Me jode mucho perderme este acontecimiento. Los Playmobil, aquí llamados Famobil, de los que aun conservo una caja en mi casa de Cantabria, hicieron por mí -y por muchos de mi generación- más que muchos amigos, familiares, profesores, escritores y estrellas de la tele.
En aquellos tiempos infantes o adolescentes, los conceptos de tiempo y espacio no los tenía tan definidos como hoy, no estaban tan claros. Jugabas, imaginabas, armabas, colocabas estratégicamente a tus “clicks” (así los llamábamos) sin pensar en la hora o en el espacio que ocupaban en tu cuarto o más allá de él, en los insondables y misteriosos territorios del pasillo, la cocina, el baño o el salón.

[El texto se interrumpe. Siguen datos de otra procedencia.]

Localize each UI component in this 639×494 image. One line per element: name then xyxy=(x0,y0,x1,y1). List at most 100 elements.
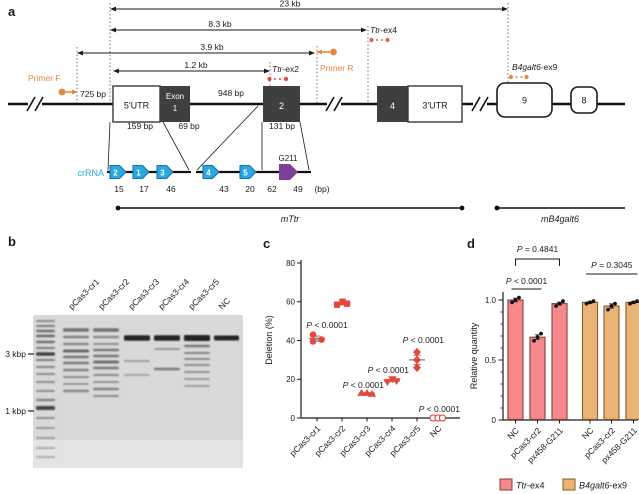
primer-r-label: Primer R xyxy=(320,63,354,73)
y-tick-label: 1.0 xyxy=(485,296,497,305)
data-point-diamond xyxy=(413,347,421,357)
legend-label: B4galt6-ex9 xyxy=(579,481,627,491)
gel-band xyxy=(36,320,55,322)
gel-band xyxy=(184,385,210,387)
crrna-spacer-arrow xyxy=(156,164,174,180)
primer-r-arrowhead xyxy=(316,49,322,55)
deletion-scatter-plot: 020406080pCas3-cr1pCas3-cr2pCas3-cr3pCas… xyxy=(286,259,460,458)
gel-band xyxy=(184,371,210,373)
distance-label: 3.9 kb xyxy=(200,42,223,52)
probe-b4galt6-ex9: B4galt6-ex9 xyxy=(508,62,558,80)
legend-swatch-b4galt6-ex9 xyxy=(562,478,576,491)
p-value-label: P < 0.0001 xyxy=(306,320,348,330)
bar xyxy=(507,299,524,420)
distance-arrow-23kb: 23 kb xyxy=(110,0,508,12)
gel-band xyxy=(124,374,150,376)
y-tick-label: 60 xyxy=(286,298,295,307)
gel-band xyxy=(93,381,119,383)
crrna-spacer-number: 4 xyxy=(206,168,211,177)
primer-r-dot xyxy=(330,48,337,56)
gel-band xyxy=(36,456,55,458)
data-point-circle xyxy=(309,338,317,345)
crrna-gap-length: 43 xyxy=(219,184,229,194)
replicate-dot xyxy=(613,301,617,306)
gel-band xyxy=(184,344,210,348)
exon1-number: 1 xyxy=(173,104,178,113)
crrna-spacer-number: 3 xyxy=(160,168,165,177)
exon4-box xyxy=(377,86,408,122)
gel-band xyxy=(36,325,55,327)
y-axis-title: Deletion (%) xyxy=(264,315,274,365)
gel-band xyxy=(63,383,89,385)
b4galt6-exon8-number: 8 xyxy=(581,96,586,106)
replicate-dot xyxy=(588,300,592,305)
gel-band xyxy=(36,427,55,429)
replicate-dot xyxy=(635,299,639,304)
panel-c-scatter: c Deletion (%) 020406080pCas3-cr1pCas3-c… xyxy=(263,236,460,458)
y-axis-title: Relative quantity xyxy=(469,322,479,389)
gel-band xyxy=(124,335,150,341)
replicate-dot xyxy=(557,301,562,306)
distance-arrow-1-2kb: 1.2 kb xyxy=(113,60,270,74)
svg-text:Ttr-ex2: Ttr-ex2 xyxy=(272,64,299,74)
panel-b-label: b xyxy=(8,234,16,249)
p-value-label: P < 0.0001 xyxy=(343,380,385,390)
distance-label: 8.3 kb xyxy=(208,19,231,29)
gel-band xyxy=(36,359,55,361)
legend-label: Ttr-ex4 xyxy=(516,481,545,491)
gel-band xyxy=(93,360,119,364)
primer-f: Primer F xyxy=(28,73,78,96)
gel-bands xyxy=(36,320,239,458)
p-value-label: P = 0.4841 xyxy=(517,244,559,254)
gel-lane-label: pCas3-cr2 xyxy=(96,276,131,311)
replicate-dot xyxy=(532,338,536,343)
y-tick-label: 40 xyxy=(286,336,295,345)
exon2-length: 131 bp xyxy=(269,121,295,131)
gel-band xyxy=(93,374,119,376)
intron1-size: 948 bp xyxy=(218,88,244,98)
mb4galt6-label: mB4galt6 xyxy=(541,214,579,224)
crrna-label: crRNA xyxy=(78,168,105,178)
panel-a-label: a xyxy=(8,4,16,19)
p-value-label: P = 0.3045 xyxy=(591,260,633,270)
exon2-box xyxy=(263,86,300,122)
b4galt6-exon9-box xyxy=(496,82,553,118)
replicate-dot xyxy=(510,300,514,305)
gel-band xyxy=(63,349,89,353)
exon1-word: Exon xyxy=(166,92,184,101)
sequence-break xyxy=(471,96,489,112)
gel-band xyxy=(36,352,55,356)
gel-band xyxy=(154,367,180,371)
svg-text:Ttr-ex4: Ttr-ex4 xyxy=(370,25,397,35)
p-value-label: P < 0.0001 xyxy=(403,335,445,345)
data-point-circle xyxy=(318,336,325,343)
gel-lane-label: NC xyxy=(216,296,232,312)
g211-site-arrow xyxy=(279,164,298,180)
gel-band xyxy=(154,335,180,341)
exon1-box xyxy=(160,86,190,122)
crrna-spacers: 2 1 3 4 5 15 17 46 43 20 62 49 (bp) xyxy=(109,164,330,194)
data-point-triangle-up xyxy=(367,389,377,397)
gel-band xyxy=(93,348,119,352)
gel-band xyxy=(93,395,119,397)
gel-band xyxy=(63,389,89,393)
replicate-dot xyxy=(561,299,565,304)
primer-f-dot xyxy=(58,88,66,96)
gel-band xyxy=(93,328,119,332)
gel-band xyxy=(63,361,89,365)
crrna-gap-length: 46 xyxy=(166,184,176,194)
distance-label: 23 kb xyxy=(280,0,301,9)
exon4-number: 4 xyxy=(390,101,395,111)
bar xyxy=(603,305,620,420)
y-tick-label: 20 xyxy=(286,375,295,384)
y-tick-label: 80 xyxy=(286,259,295,268)
crrna-spacer-number: 2 xyxy=(113,168,118,177)
mb4galt6-span: mB4galt6 xyxy=(494,205,625,224)
utr3-box xyxy=(407,85,463,123)
y-tick-label: 0.5 xyxy=(485,356,497,365)
utr3-label: 3′UTR xyxy=(422,101,448,111)
exon1-length: 69 bp xyxy=(178,121,200,131)
bar xyxy=(581,301,599,420)
p-value-label: P < 0.0001 xyxy=(419,404,461,414)
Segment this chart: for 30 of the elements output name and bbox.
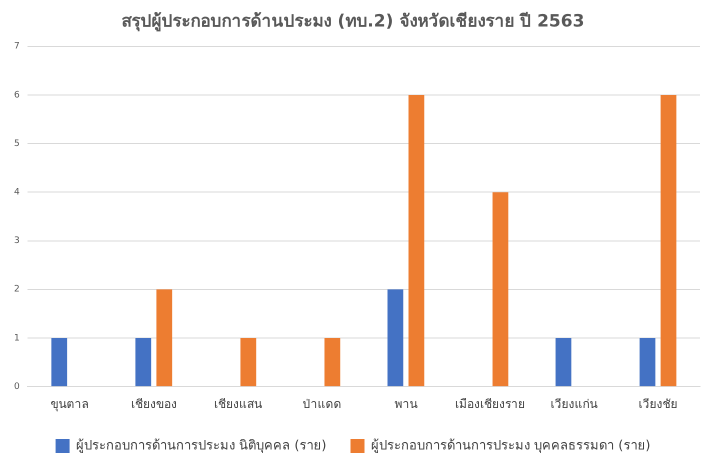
- y-tick-label: 5: [14, 138, 20, 149]
- legend-label: ผู้ประกอบการด้านการประมง นิติบุคคล (ราย): [76, 438, 327, 454]
- legend-label: ผู้ประกอบการด้านการประมง บุคคลธรรมดา (ราย): [371, 438, 650, 454]
- chart-title: สรุปผู้ประกอบการด้านประมง (ทบ.2) จังหวัดเชียงราย ปี 2563: [122, 10, 584, 33]
- x-tick-label: เวียงชัย: [638, 396, 678, 411]
- y-tick-label: 4: [14, 188, 20, 198]
- y-tick-label: 0: [14, 382, 20, 392]
- bar: [388, 289, 404, 386]
- x-tick-label: พาน: [394, 396, 418, 411]
- y-tick-label: 7: [14, 42, 20, 52]
- bar: [660, 95, 676, 386]
- bar: [240, 338, 256, 386]
- x-tick-label: ป่าแดด: [302, 396, 342, 411]
- bar: [408, 95, 424, 386]
- y-tick-label: 1: [14, 333, 20, 344]
- bar: [51, 338, 68, 386]
- x-tick-label: ขุนตาล: [50, 396, 89, 412]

Que ahora recuerde, tuve el castillo, el circo, la caravana familiar, la caravana del Oeste, el coche de policía y la nave especial. Nunca tuve, y ya sabe mi madre que supuso un pequeño trauma infantil, lo que más desee: el galeón pirata, una joya que poseían mis vecinos pero que no sabían disfrutar, porque no tenían, ordinarios, ni mi imaginación, ni mi inmensa paciencia para el detalle.

Los “clicks” eran y son un perfecto baremo para saber si un niño es imaginativo o no, si es un pequeño sociópata o prefiere la calle y las relaciones humanas. Mis vecinos sólo querían colocar con gran velocidad a los “clics” y empezar a jugar. Pim-pam-pum-zas-catacrac-argh y ala, a jugar con el balón al patio.
Yo no fui niño de patio, sino niño de habitación. Lo mejor de los Playmobil era vestirlos, armarlos, colocarlos, amputarlos premeditadamente, pintarlos, dirigir, coreografiar. Y me pasaba horas y horas haciéndolo hasta que era la hora de cenar o de dormir. Les debo mucho a estos bichos.